" The
fresco of the Camposanto at Pisa, ascribed to Orcagna, shows the
transfigured Virgin sitting by the side of Christ, not below Him. The
numerous legends in which Mary, often regardless of justice and
propriety, delivers her faithful worshippers from all manner of dangers,
were written during the same period. One of the most famous of these is
the legend of Theophilus, the forerunner of Faust. In a German version
(by Brun of Schoenebeck) dating from the thirteenth century, Theophilus
abjures God and all things divine, with the sole exception of Mary,
wherefore she saves him from eternal damnation. This poem therefore
shows us Mary as absolutely opposed to God.

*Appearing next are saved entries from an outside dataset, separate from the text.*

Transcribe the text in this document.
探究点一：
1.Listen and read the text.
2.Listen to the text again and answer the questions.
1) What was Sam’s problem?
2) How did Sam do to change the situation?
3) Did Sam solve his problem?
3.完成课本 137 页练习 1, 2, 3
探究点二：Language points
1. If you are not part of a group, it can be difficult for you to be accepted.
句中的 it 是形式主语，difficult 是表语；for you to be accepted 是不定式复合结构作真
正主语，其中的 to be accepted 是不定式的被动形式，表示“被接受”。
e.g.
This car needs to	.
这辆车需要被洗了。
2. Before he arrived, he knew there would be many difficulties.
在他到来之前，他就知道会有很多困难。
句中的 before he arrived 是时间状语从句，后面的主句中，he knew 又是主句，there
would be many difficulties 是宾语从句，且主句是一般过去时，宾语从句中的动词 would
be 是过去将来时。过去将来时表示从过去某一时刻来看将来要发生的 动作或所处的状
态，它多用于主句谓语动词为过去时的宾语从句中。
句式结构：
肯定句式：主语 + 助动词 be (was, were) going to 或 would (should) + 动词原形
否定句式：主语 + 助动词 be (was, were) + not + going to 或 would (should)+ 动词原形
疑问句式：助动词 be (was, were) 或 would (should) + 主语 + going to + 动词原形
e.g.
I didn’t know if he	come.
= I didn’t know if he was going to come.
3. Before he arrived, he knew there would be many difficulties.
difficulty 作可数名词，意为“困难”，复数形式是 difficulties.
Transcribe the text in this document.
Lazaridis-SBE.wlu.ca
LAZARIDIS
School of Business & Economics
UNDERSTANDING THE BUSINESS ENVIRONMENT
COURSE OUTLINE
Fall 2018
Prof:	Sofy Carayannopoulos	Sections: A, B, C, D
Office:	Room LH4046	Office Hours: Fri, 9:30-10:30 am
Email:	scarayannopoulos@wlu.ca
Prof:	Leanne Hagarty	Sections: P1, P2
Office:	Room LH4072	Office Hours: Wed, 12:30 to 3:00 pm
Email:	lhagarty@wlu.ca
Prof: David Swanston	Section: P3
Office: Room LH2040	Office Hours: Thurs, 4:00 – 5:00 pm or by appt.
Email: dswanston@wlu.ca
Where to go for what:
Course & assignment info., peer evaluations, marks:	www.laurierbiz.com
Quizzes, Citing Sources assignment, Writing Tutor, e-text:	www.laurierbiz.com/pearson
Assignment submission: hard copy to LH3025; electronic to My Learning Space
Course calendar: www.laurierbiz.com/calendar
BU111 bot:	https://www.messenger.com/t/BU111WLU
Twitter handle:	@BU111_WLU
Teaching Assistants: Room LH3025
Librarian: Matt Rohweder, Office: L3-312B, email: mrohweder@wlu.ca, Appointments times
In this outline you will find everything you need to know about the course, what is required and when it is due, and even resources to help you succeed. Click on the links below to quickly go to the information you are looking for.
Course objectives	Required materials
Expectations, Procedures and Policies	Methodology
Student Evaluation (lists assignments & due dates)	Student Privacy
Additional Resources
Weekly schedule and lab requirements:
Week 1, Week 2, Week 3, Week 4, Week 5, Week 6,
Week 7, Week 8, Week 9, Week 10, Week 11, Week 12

We have now arrived at the third stage of the cult of Mary; the new,
spiritual love, translated into metaphysics, was projected on her; she
was approached by her worshippers with the ardent love which hitherto
had been the prerogative of earthly women. The two currents, the one
arising in ecclesiastical tradition, and the other in the soul of the
metaphysical lover, had met; the genuine spiritual cult of Mary was the
creation of the great metaphysical lovers, who existed not only in the
twelfth and thirteenth centuries, but are met not infrequently later
on; man's irresistible need to raise woman above him and worship her,
created the true Madonna, for whose sake romantic souls of all times
have "returned home" into the fold of the Church, the true Madonna who
at heart is alien to the principles of the Church, but is re-born daily
in the soul of the metaphysical lover.